La fée Ariane
Le 1er juin 1963, une jeune fille prénommée Ariane débarque dans le port de Yokohama. Un jour, intriguée par les sons qui s’échappent d’un minuscule théâtre, elle découvre sur la scène un homme seul frappant sur un tambour à un rythme envoûtant. Elle est éblouie par son jeu, d’acteur et de musicien. Le théâtre vient d’entrer dans sa vie. Elle va s’y consacrer corps et âme, créant une troupe dès son retour en France, puis, en 1964, le Théâtre du Soleil, qu’elle va arrimer en 1969 à une ancienne cartoucherie du Bois de Vincennes et où elle ne cessera plus d’offrir des spectacles enchanteurs.
Pour son nouveau spectacle, Ariane est retournée dans ce Japon et a situé l’action de sa création sur l’Île d’or, une île imaginaire dont elle va extraire des merveilles.

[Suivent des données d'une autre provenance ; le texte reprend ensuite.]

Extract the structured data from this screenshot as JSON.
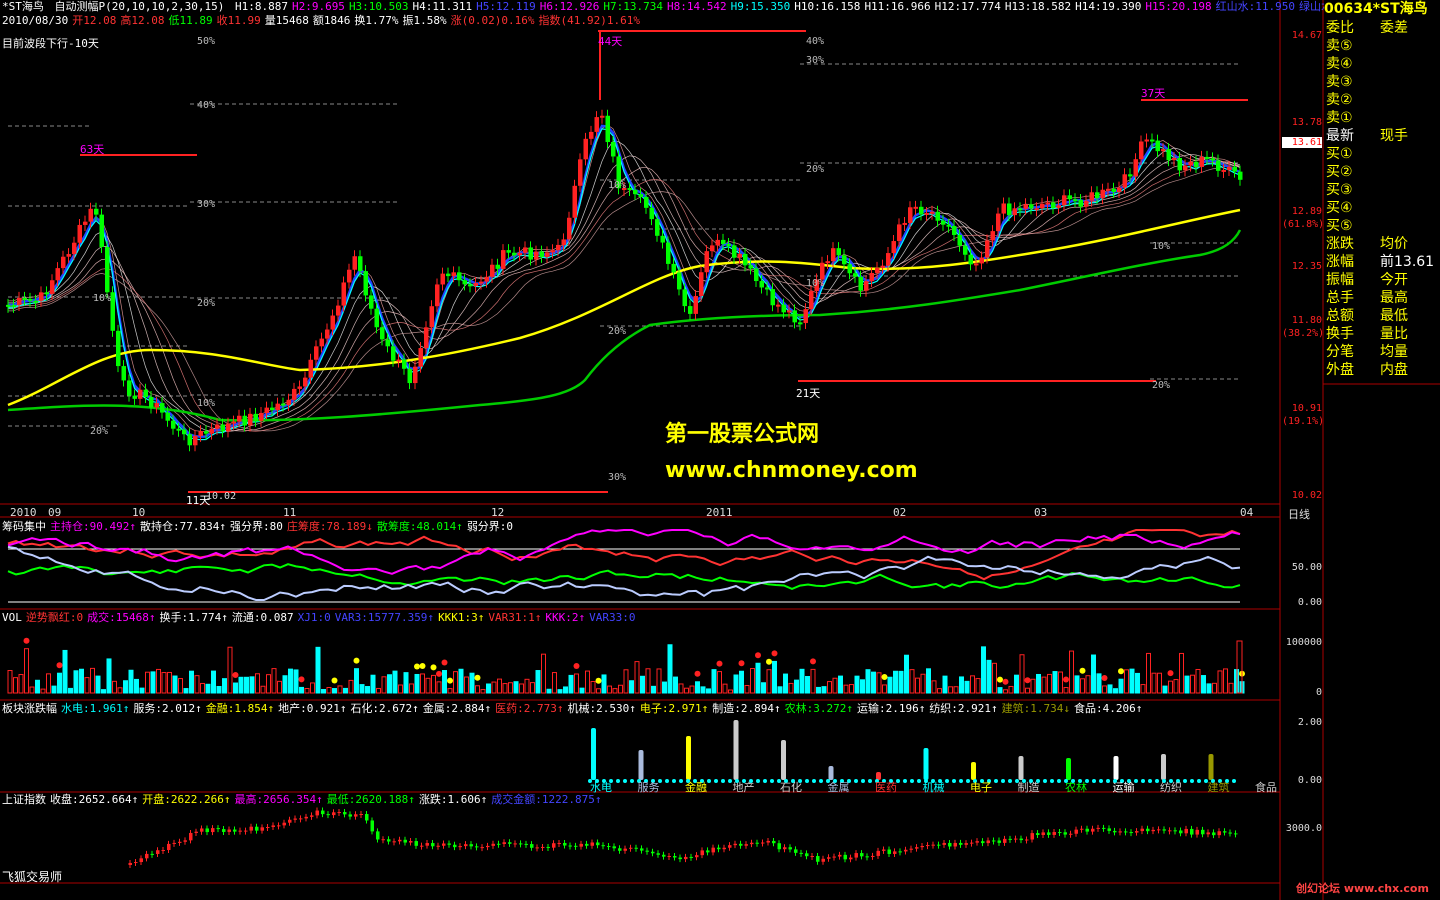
{
  "header": {
    "title": "*ST海鸟",
    "formula": "自动测幅P(20,10,10,2,30,15)",
    "h_values": [
      {
        "label": "H1:8.887",
        "color": "#ffffff"
      },
      {
        "label": "H2:9.695",
        "color": "#ff00ff"
      },
      {
        "label": "H3:10.503",
        "color": "#00ff00"
      },
      {
        "label": "H4:11.311",
        "color": "#ffffff"
      },
      {
        "label": "H5:12.119",
        "color": "#4444ff"
      },
      {
        "label": "H6:12.926",
        "color": "#ff00ff"
      },
      {
        "label": "H7:13.734",
        "color": "#00ff00"
      },
      {
        "label": "H8:14.542",
        "color": "#ff00ff"
      },
      {
        "label": "H9:15.350",
        "color": "#00ffff"
      },
      {
        "label": "H10:16.158",
        "color": "#ffffff"
      },
      {
        "label": "H11:16.966",
        "color": "#ffffff"
      },
      {
        "label": "H12:17.774",
        "color": "#ffffff"
      },
      {
        "label": "H13:18.582",
        "color": "#ffffff"
      },
      {
        "label": "H14:19.390",
        "color": "#ffffff"
      },
      {
        "label": "H15:20.198",
        "color": "#ff00ff"
      },
      {
        "label": "红山水:11.950",
        "color": "#4444ff"
      },
      {
        "label": "绿山水:",
        "color": "#4444ff"
      }
    ],
    "row2": [
      {
        "label": "2010/08/30",
        "color": "#ffffff"
      },
      {
        "label": "开12.08",
        "color": "#ff3333"
      },
      {
        "label": "高12.08",
        "color": "#ff3333"
      },
      {
        "label": "低11.89",
        "color": "#00ff00"
      },
      {
        "label": "收11.99",
        "color": "#ff3333"
      },
      {
        "label": "量15468",
        "color": "#ffffff"
      },
      {
        "label": "额1846",
        "color": "#ffffff"
      },
      {
        "label": "换1.77%",
        "color": "#ffffff"
      },
      {
        "label": "振1.58%",
        "color": "#ffffff"
      },
      {
        "label": "涨(0.02)0.16%",
        "color": "#ff3333"
      },
      {
        "label": "指数(41.92)1.61%",
        "color": "#ff3333"
      }
    ],
    "subtitle": "目前波段下行-10天"
  },
  "main_chart": {
    "y_axis_labels": [
      "14.67",
      "13.78",
      "13.61",
      "12.89",
      "(61.8%)",
      "12.35",
      "11.80",
      "(38.2%)",
      "10.91",
      "(19.1%)",
      "10.02"
    ],
    "pct_labels": [
      "50%",
      "40%",
      "30%",
      "20%",
      "10%",
      "20%",
      "10%",
      "30%",
      "20%",
      "10%",
      "40%",
      "30%",
      "20%",
      "10%",
      "20%",
      "10%",
      "30%",
      "20%",
      "20%",
      "10%"
    ],
    "day_labels": [
      "63天",
      "44天",
      "37天",
      "21天",
      "11天"
    ],
    "low_label": "10.02",
    "x_ticks": [
      "2010",
      "09",
      "10",
      "11",
      "12",
      "2011",
      "02",
      "03",
      "04"
    ],
    "period": "日线",
    "watermark_title": "第一股票公式网",
    "watermark_url": "www.chnmoney.com"
  },
  "panel_chip": {
    "items": [
      {
        "label": "筹码集中",
        "color": "#ffffff"
      },
      {
        "label": "主持仓:90.492↑",
        "color": "#ff00ff"
      },
      {
        "label": "散持仓:77.834↑",
        "color": "#ffffff"
      },
      {
        "label": "强分界:80",
        "color": "#ffffff"
      },
      {
        "label": "庄筹度:78.189↓",
        "color": "#ff3333"
      },
      {
        "label": "散筹度:48.014↑",
        "color": "#00ff00"
      },
      {
        "label": "弱分界:0",
        "color": "#ffffff"
      }
    ],
    "axis": [
      "50.00",
      "0.00"
    ]
  },
  "panel_vol": {
    "items": [
      {
        "label": "VOL",
        "color": "#ffffff"
      },
      {
        "label": "逆势飘红:0",
        "color": "#ff3333"
      },
      {
        "label": "成交:15468↑",
        "color": "#ff00ff"
      },
      {
        "label": "换手:1.774↑",
        "color": "#ffffff"
      },
      {
        "label": "流通:0.087",
        "color": "#ffffff"
      },
      {
        "label": "XJ1:0",
        "color": "#4444ff"
      },
      {
        "label": "VAR3:15777.359↑",
        "color": "#4444ff"
      },
      {
        "label": "KKK1:3↑",
        "color": "#ffff00"
      },
      {
        "label": "VAR31:1↑",
        "color": "#ff3333"
      },
      {
        "label": "KKK:2↑",
        "color": "#ff00ff"
      },
      {
        "label": "VAR33:0",
        "color": "#4444ff"
      }
    ],
    "axis": [
      "100000",
      "0"
    ]
  },
  "panel_sector": {
    "items": [
      {
        "label": "板块涨跌幅",
        "color": "#ffffff"
      },
      {
        "label": "水电:1.961↑",
        "color": "#00ffff"
      },
      {
        "label": "服务:2.012↑",
        "color": "#ffffff"
      },
      {
        "label": "金融:1.854↑",
        "color": "#ffff00"
      },
      {
        "label": "地产:0.921↑",
        "color": "#ffffff"
      },
      {
        "label": "石化:2.672↑",
        "color": "#ffffff"
      },
      {
        "label": "金属:2.884↑",
        "color": "#ffffff"
      },
      {
        "label": "医药:2.773↑",
        "color": "#ff3333"
      },
      {
        "label": "机械:2.530↑",
        "color": "#ffffff"
      },
      {
        "label": "电子:2.971↑",
        "color": "#ffff00"
      },
      {
        "label": "制造:2.894↑",
        "color": "#ffffff"
      },
      {
        "label": "农林:3.272↑",
        "color": "#00ff00"
      },
      {
        "label": "运输:2.196↑",
        "color": "#ffffff"
      },
      {
        "label": "纺织:2.921↑",
        "color": "#ffffff"
      },
      {
        "label": "建筑:1.734↓",
        "color": "#999900"
      },
      {
        "label": "食品:4.206↑",
        "color": "#ffffff"
      }
    ],
    "bar_labels": [
      "水电",
      "服务",
      "金融",
      "地产",
      "石化",
      "金属",
      "医药",
      "机械",
      "电子",
      "制造",
      "农林",
      "运输",
      "纺织",
      "建筑",
      "食品"
    ],
    "axis": [
      "2.00",
      "0.00"
    ]
  },
  "panel_index": {
    "items": [
      {
        "label": "上证指数",
        "color": "#ffffff"
      },
      {
        "label": "收盘:2652.664↑",
        "color": "#ffffff"
      },
      {
        "label": "开盘:2622.266↑",
        "color": "#ffff00"
      },
      {
        "label": "最高:2656.354↑",
        "color": "#ff00ff"
      },
      {
        "label": "最低:2620.188↑",
        "color": "#00ff00"
      },
      {
        "label": "涨跌:1.606↑",
        "color": "#ffffff"
      },
      {
        "label": "成交金额:1222.875↑",
        "color": "#4444ff"
      }
    ],
    "axis": [
      "3000.0"
    ],
    "bottom_left": "飞狐交易师",
    "bottom_right": "创幻论坛 www.chx.com"
  },
  "side_panel": {
    "code": "00634",
    "name": "*ST海鸟",
    "rows": [
      {
        "l": "委比",
        "r": "委差"
      },
      {
        "l": "卖⑤",
        "r": ""
      },
      {
        "l": "卖④",
        "r": ""
      },
      {
        "l": "卖③",
        "r": ""
      },
      {
        "l": "卖②",
        "r": ""
      },
      {
        "l": "卖①",
        "r": ""
      },
      {
        "l": "最新",
        "r": "现手"
      },
      {
        "l": "买①",
        "r": ""
      },
      {
        "l": "买②",
        "r": ""
      },
      {
        "l": "买③",
        "r": ""
      },
      {
        "l": "买④",
        "r": ""
      },
      {
        "l": "买⑤",
        "r": ""
      },
      {
        "l": "涨跌",
        "r": "均价"
      },
      {
        "l": "涨幅",
        "r": "前13.61"
      },
      {
        "l": "振幅",
        "r": "今开"
      },
      {
        "l": "总手",
        "r": "最高"
      },
      {
        "l": "总额",
        "r": "最低"
      },
      {
        "l": "换手",
        "r": "量比"
      },
      {
        "l": "分笔",
        "r": "均量"
      },
      {
        "l": "外盘",
        "r": "内盘"
      }
    ]
  },
  "colors": {
    "up": "#ff2222",
    "down": "#00ff00",
    "cyan": "#00ffff",
    "yellow": "#ffff00",
    "grid": "#aa0000"
  }
}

Elle y met en scène Cornélia, une artiste malade et fatiguée qui, malgré son épuisement, s’occupe des comédiens qu’elle a invités pour un festival de théâtre dont elle est l’organisatrice. Une manifestation en l’occurrence menacée par des hommes d’affaires qui voudraient bien virer les « théâtreux » de l’île pour y édifier un casino. Sur l’immense plateau du Théâtre du Soleil vont alors se produire des artistes censés venir des quatre coins de la planète. L’occasion pour Ariane d’aborder toutes les tragédies qui secouent la planète, mais à sa manière, dans des décors éblouissants, avec un humour d’une subtilité rare, une vitalité contagieuse, et une direction d’acteurs d’une élégance et d’une fluidité extrêmes.
Devant tant de raffinement et de tableaux merveilleux, on en arrive à trouver secondaire que le texte, bien qu’élaboré « en harmonie » avec la grande Hélène Cixous, sombre par moments dans l’inintelligibilité quand, à vouloir embrasser trop de thèmes, il se noie dans un verbiage inaudible. Dans cette Île d’or, c’est l’image, dont la beauté semble encore démultipliée par la musique sublime de Jean-Jacques Lemêtre, qui a pris le pas sur le texte. Le public semble acquiescer, qui n’en finit pas d’applaudir, après 3 h 20 (entracte compris) d’un spectacle, répétons-le, d’une rare féerie.